3.4 Agent Post-processing Modifications (Others Mismatch)

Many production agents employ post-processing logic to refine outputs before presenting them to the environment or user.

  • Issue: An agent might generate a “Chain of Thought” followed by a final answer, but a regex post-processor might truncate the thought process to keep only the final answer for the next turn’s history.
  • Result: The stored rollout data (full generation including thoughts) no longer matches the prompt prefix used in the subsequent turn (truncated history). The prefix matcher looks for content that technically no longer exists in the history.

3.5 Normalization Artifacts (Others Mismatch)

Minor artifacts often invisible in standard string views can cause drift.

  • Issue: During re-tokenization, additional whitespace, escape characters (e.g., \n vs \\n), or unicode normalization variances may be introduced.
  • Result: These subtle changes shift the token boundaries, rendering the original stored indices invalid.

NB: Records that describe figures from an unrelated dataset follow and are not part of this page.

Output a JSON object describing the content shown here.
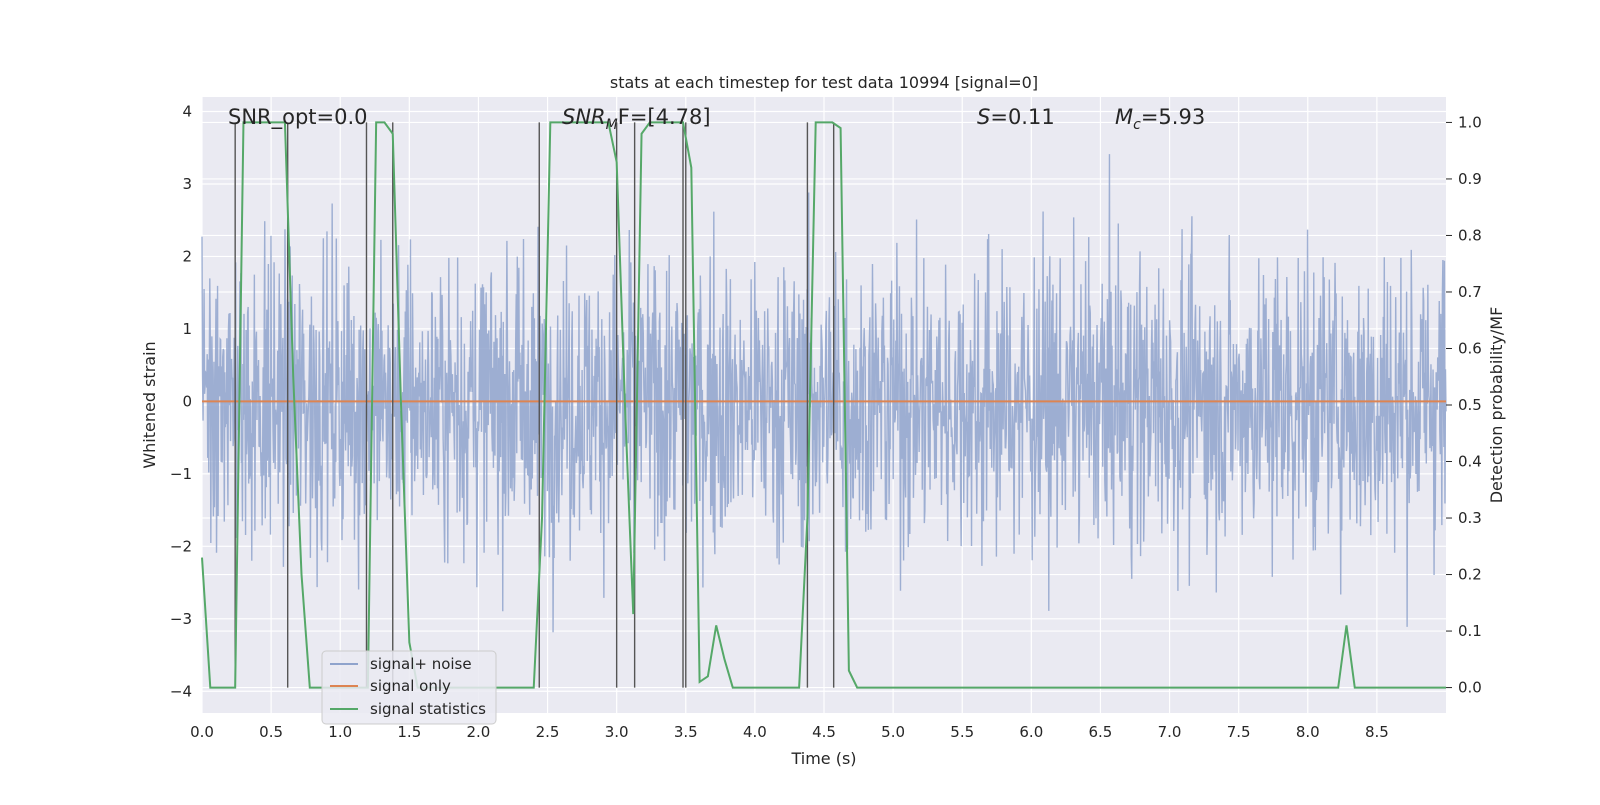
{
  "chart_data": {
    "type": "line",
    "title": "stats at each timestep for test data 10994 [signal=0]",
    "xlabel": "Time (s)",
    "ylabel_left": "Whitened strain",
    "ylabel_right": "Detection probability/MF",
    "xlim": [
      0.0,
      9.0
    ],
    "ylim_left": [
      -4.3,
      4.2
    ],
    "ylim_right": [
      -0.045,
      1.045
    ],
    "x_ticks": [
      0.0,
      0.5,
      1.0,
      1.5,
      2.0,
      2.5,
      3.0,
      3.5,
      4.0,
      4.5,
      5.0,
      5.5,
      6.0,
      6.5,
      7.0,
      7.5,
      8.0,
      8.5
    ],
    "x_tick_labels": [
      "0.0",
      "0.5",
      "1.0",
      "1.5",
      "2.0",
      "2.5",
      "3.0",
      "3.5",
      "4.0",
      "4.5",
      "5.0",
      "5.5",
      "6.0",
      "6.5",
      "7.0",
      "7.5",
      "8.0",
      "8.5"
    ],
    "y_left_ticks": [
      -4,
      -3,
      -2,
      -1,
      0,
      1,
      2,
      3,
      4
    ],
    "y_left_tick_labels": [
      "−4",
      "−3",
      "−2",
      "−1",
      "0",
      "1",
      "2",
      "3",
      "4"
    ],
    "y_right_ticks": [
      0.0,
      0.1,
      0.2,
      0.3,
      0.4,
      0.5,
      0.6,
      0.7,
      0.8,
      0.9,
      1.0
    ],
    "y_right_tick_labels": [
      "0.0",
      "0.1",
      "0.2",
      "0.3",
      "0.4",
      "0.5",
      "0.6",
      "0.7",
      "0.8",
      "0.9",
      "1.0"
    ],
    "grid": true,
    "legend_placement": "lower-left",
    "annotations": {
      "snr_opt": "SNR_opt=0.0",
      "snr_mf_name": "SNR",
      "snr_mf_sub": "M",
      "snr_mf_rest": "F=[4.78]",
      "s_name": "S",
      "s_rest": "=0.11",
      "mc_name": "M",
      "mc_sub": "c",
      "mc_rest": "=5.93"
    },
    "series": [
      {
        "name": "signal+ noise",
        "color": "#8fa3cc",
        "description": "whitened strain noise, std ~1, range about -3.5 to 3.8 in data units",
        "noise_std": 1.0,
        "noise_min": -3.5,
        "noise_max": 3.8
      },
      {
        "name": "signal only",
        "color": "#dd8452",
        "x": [
          0.0,
          9.0
        ],
        "y": [
          0.0,
          0.0
        ]
      },
      {
        "name": "signal statistics",
        "color": "#55a868",
        "x": [
          0.0,
          0.06,
          0.12,
          0.18,
          0.24,
          0.3,
          0.36,
          0.42,
          0.48,
          0.54,
          0.6,
          0.66,
          0.72,
          0.78,
          0.84,
          0.9,
          0.96,
          1.02,
          1.08,
          1.14,
          1.2,
          1.26,
          1.32,
          1.38,
          1.44,
          1.5,
          1.56,
          1.62,
          1.68,
          1.74,
          1.8,
          1.86,
          1.92,
          1.98,
          2.04,
          2.1,
          2.16,
          2.22,
          2.28,
          2.34,
          2.4,
          2.46,
          2.52,
          2.58,
          2.64,
          2.7,
          2.76,
          2.82,
          2.88,
          2.94,
          3.0,
          3.06,
          3.12,
          3.18,
          3.24,
          3.3,
          3.36,
          3.42,
          3.48,
          3.54,
          3.6,
          3.66,
          3.72,
          3.78,
          3.84,
          3.9,
          3.96,
          4.02,
          4.08,
          4.14,
          4.2,
          4.26,
          4.32,
          4.38,
          4.44,
          4.5,
          4.56,
          4.62,
          4.68,
          4.74,
          4.8,
          4.86,
          4.92,
          4.98,
          5.04,
          5.1,
          5.16,
          5.22,
          5.28,
          5.34,
          5.4,
          5.46,
          5.52,
          5.58,
          5.64,
          5.7,
          5.76,
          5.82,
          5.88,
          5.94,
          6.0,
          6.06,
          6.12,
          6.18,
          6.24,
          6.3,
          6.36,
          6.42,
          6.48,
          6.54,
          6.6,
          6.66,
          6.72,
          6.78,
          6.84,
          6.9,
          6.96,
          7.02,
          7.08,
          7.14,
          7.2,
          7.26,
          7.32,
          7.38,
          7.44,
          7.5,
          7.56,
          7.62,
          7.68,
          7.74,
          7.8,
          7.86,
          7.92,
          7.98,
          8.04,
          8.1,
          8.16,
          8.22,
          8.28,
          8.34,
          8.4,
          8.46,
          8.52,
          8.58,
          8.64,
          8.7,
          8.76,
          8.82,
          8.88,
          8.94,
          9.0
        ],
        "y": [
          0.23,
          0.0,
          0.0,
          0.0,
          0.0,
          1.0,
          1.0,
          1.0,
          1.0,
          1.0,
          1.0,
          0.55,
          0.2,
          0.0,
          0.0,
          0.0,
          0.0,
          0.0,
          0.0,
          0.0,
          0.0,
          1.0,
          1.0,
          0.98,
          0.5,
          0.08,
          0.0,
          0.0,
          0.0,
          0.0,
          0.0,
          0.0,
          0.0,
          0.0,
          0.0,
          0.0,
          0.0,
          0.0,
          0.0,
          0.0,
          0.0,
          0.3,
          1.0,
          1.0,
          1.0,
          1.0,
          1.0,
          1.0,
          1.0,
          1.0,
          0.93,
          0.5,
          0.13,
          0.98,
          1.0,
          1.0,
          1.0,
          1.0,
          1.0,
          0.92,
          0.01,
          0.02,
          0.11,
          0.05,
          0.0,
          0.0,
          0.0,
          0.0,
          0.0,
          0.0,
          0.0,
          0.0,
          0.0,
          0.3,
          1.0,
          1.0,
          1.0,
          0.99,
          0.03,
          0.0,
          0.0,
          0.0,
          0.0,
          0.0,
          0.0,
          0.0,
          0.0,
          0.0,
          0.0,
          0.0,
          0.0,
          0.0,
          0.0,
          0.0,
          0.0,
          0.0,
          0.0,
          0.0,
          0.0,
          0.0,
          0.0,
          0.0,
          0.0,
          0.0,
          0.0,
          0.0,
          0.0,
          0.0,
          0.0,
          0.0,
          0.0,
          0.0,
          0.0,
          0.0,
          0.0,
          0.0,
          0.0,
          0.0,
          0.0,
          0.0,
          0.0,
          0.0,
          0.0,
          0.0,
          0.0,
          0.0,
          0.0,
          0.0,
          0.0,
          0.0,
          0.0,
          0.0,
          0.0,
          0.0,
          0.0,
          0.0,
          0.0,
          0.0,
          0.11,
          0.0,
          0.0,
          0.0,
          0.0,
          0.0,
          0.0,
          0.0,
          0.0,
          0.0,
          0.0,
          0.0,
          0.0
        ]
      }
    ],
    "vertical_markers": {
      "color": "#555555",
      "x": [
        0.24,
        0.62,
        1.19,
        1.38,
        2.44,
        3.0,
        3.13,
        3.48,
        3.5,
        4.38,
        4.57
      ],
      "y_top": 1.0
    },
    "legend": [
      {
        "label": "signal+ noise",
        "color": "#8fa3cc"
      },
      {
        "label": "signal only",
        "color": "#dd8452"
      },
      {
        "label": "signal statistics",
        "color": "#55a868"
      }
    ]
  }
}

4. Best Practices & Recommendations

To successfully implement Trajectory Level Aggregation and minimize data loss during training, we recommend adhering to the following guidelines:

  1. Maintain Structured Conversations: Always process turns using a cumulative message format (a list of role/content dictionaries) rather than raw string concatenation. This ensures that chat template headers remain consistent across the entire trajectory. For a practical example, please refer to the recommended implementation in Section 3.3.
  2. Configure Lengths for Cumulative Data: Ensure trajectory_max_prompt_length and trajectory_max_response_length are sufficient to hold the sum of all turns in a session. Undersizing these will lead to truncation and invalid trajectories.
  3. Audit Post-Processing Logic: If your agent pipeline includes post-processing (truncation, regex cleaning, formatting), ensure this logic is accounted for. If the history fed to the model differs from the raw generation log, trace merging will fail.
  4. Monitor with Debug Mode: If you observe a high rate of unmerged rollouts:
  • Enable debug=True temporarily.
  • Check unmatch_log_dir for patterns.
  • Look specifically for “Thinking” artifacts or specific punctuation causing BPE splits at turn boundaries.
  • You may need to adjust your Prompt Engineering or Chat Template to encourage “cleaner” token boundaries (e.g., forcing a newline at the end of a generation).